In this post, he expands on a point he makes in his book around the ‘Digital Feedback Loop’ which, Wenger says, has three components:

  1. Economic freedom. We must let everyone meet their basic needs without being forced into the Job Loop. With economic freedom, we can embrace automation and enable everyone to participate in and benefit from the Digital Knowledge Loop.
  2. Informational freedom. We must remove barriers from the Digital Knowledge Loop that artificially limit learning from existing knowledge, creating new knowledge based on what we learn and sharing this new knowledge. At the same time must build systems that support the operation of critical inquiry in the Digital Knowledge Loop.
  3. Psychological freedom. We must free ourselves from scarcity thinking and its associated fears and other emotional reactions that impede our participation in the Digital Knowledge Loop. Much of the peril of the Digital Knowledge Loop arises directly from a lack of psychological freedom.

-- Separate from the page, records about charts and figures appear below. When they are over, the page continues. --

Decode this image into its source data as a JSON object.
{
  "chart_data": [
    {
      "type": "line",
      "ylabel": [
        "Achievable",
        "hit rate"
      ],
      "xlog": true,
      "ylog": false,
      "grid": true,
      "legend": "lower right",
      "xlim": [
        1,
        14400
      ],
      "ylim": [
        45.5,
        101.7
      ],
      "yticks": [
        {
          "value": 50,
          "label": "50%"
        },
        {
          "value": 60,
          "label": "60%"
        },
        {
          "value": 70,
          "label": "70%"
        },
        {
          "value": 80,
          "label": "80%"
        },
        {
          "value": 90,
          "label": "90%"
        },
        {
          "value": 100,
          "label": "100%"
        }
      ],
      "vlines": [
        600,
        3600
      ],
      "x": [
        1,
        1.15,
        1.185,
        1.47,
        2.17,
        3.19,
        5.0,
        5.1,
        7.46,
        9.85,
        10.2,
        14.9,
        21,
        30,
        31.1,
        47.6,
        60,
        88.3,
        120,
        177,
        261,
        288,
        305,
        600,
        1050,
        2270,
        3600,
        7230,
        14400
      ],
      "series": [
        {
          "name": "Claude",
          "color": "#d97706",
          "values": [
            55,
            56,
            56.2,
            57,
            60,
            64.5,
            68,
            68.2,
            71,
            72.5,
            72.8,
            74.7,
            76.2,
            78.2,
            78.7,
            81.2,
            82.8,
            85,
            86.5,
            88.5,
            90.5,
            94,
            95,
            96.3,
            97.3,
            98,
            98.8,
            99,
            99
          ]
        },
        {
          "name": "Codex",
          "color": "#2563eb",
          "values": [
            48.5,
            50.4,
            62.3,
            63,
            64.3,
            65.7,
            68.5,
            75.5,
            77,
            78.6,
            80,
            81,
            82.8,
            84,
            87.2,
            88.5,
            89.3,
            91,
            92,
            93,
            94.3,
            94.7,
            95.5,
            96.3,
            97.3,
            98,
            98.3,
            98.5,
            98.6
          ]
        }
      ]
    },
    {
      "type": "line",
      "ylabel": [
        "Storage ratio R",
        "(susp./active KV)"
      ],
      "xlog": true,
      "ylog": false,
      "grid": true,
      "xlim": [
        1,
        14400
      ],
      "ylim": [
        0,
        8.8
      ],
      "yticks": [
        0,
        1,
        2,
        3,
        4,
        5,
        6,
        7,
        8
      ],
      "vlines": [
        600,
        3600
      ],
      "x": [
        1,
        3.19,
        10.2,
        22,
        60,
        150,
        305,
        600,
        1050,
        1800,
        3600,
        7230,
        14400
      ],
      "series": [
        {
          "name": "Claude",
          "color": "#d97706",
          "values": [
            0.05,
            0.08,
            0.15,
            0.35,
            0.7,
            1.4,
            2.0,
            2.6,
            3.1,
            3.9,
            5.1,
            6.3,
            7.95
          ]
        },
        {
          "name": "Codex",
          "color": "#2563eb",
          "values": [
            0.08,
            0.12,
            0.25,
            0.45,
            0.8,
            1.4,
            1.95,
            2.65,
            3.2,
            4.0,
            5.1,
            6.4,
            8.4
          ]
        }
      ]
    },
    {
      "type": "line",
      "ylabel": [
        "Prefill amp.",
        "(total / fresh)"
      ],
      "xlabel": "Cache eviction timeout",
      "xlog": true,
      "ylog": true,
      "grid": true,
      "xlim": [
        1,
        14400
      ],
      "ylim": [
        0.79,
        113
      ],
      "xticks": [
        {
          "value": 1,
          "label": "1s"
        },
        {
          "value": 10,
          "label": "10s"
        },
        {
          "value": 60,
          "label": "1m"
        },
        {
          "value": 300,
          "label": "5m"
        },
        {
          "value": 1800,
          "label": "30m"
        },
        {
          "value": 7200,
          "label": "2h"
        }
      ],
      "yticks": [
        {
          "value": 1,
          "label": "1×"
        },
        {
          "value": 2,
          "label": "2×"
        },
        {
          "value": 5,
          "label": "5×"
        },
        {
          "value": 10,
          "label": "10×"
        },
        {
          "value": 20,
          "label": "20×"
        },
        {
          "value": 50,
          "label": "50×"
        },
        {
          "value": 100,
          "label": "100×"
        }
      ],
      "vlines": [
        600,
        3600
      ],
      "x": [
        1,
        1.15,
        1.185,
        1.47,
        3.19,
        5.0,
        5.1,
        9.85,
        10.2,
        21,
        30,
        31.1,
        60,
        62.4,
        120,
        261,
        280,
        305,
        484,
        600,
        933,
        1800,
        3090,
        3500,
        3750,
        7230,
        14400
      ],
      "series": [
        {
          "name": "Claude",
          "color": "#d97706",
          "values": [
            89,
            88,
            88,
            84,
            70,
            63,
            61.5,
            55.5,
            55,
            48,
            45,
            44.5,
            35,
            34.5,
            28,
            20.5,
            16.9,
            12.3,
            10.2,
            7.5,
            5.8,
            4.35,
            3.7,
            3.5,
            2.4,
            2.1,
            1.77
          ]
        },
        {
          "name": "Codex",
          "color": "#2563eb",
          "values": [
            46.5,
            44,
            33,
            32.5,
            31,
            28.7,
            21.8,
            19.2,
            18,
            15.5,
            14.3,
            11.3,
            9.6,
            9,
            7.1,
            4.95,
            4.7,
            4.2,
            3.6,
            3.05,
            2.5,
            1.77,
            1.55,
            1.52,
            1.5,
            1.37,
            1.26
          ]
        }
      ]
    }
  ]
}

Wenger is a venture capitalist, albeit a seemingly-enlightened one. Interestingly, he’s approaching the post-scarcity world through the lens of knowledge, economics, and society. As educators, I think we need to be thinking about similar things.

In fact, this reminds me of some work Martin Weller at the Open University has done around a pedagogy of abundance. After reviewing the effect of the ‘abundance’ model in the digital marketplace, looks at what that means for education. He concludes:

The issue for educators is twofold I would suggest: firstly how can they best take
advantage of abundance in their own teaching practice, and secondly how do we best equip learners to make use of it? It is this second challenge that is perhaps the most significant. There is often consideration given to  transferable or key skills in
education (eg Dearing 1997), but these have not been revisited to take into account
the significant change that abundant and free content offers to learners… Coping with abundance then is a key issue for higher education, and one which as yet, it has not made explicit steps to meet, but as with many industries, adopting a  response which attempts to reinstate scarcity would seem to be a doomed enterprise.

Yesterday, during a break in our MoodleNet workshop with Outlandish, we were talking about the The Up Series of documentaries that showed just how much of a conveyer belt there is for children born into British society. I think part of the problem around that is we’re locked into outdated models, as Wenger and Weller point out in their respective work.

My children, for example, with a few minor updates, are experiencing the very same state education I received a quarter of a century ago. The world has moved on, yet the mindset of scarcity remains. They’re not going to have a job for life. They don’t need to selfishly hold onto their ‘intellectual property’. And they certainly don’t need to learn how to sit still within a behaviourist classroom.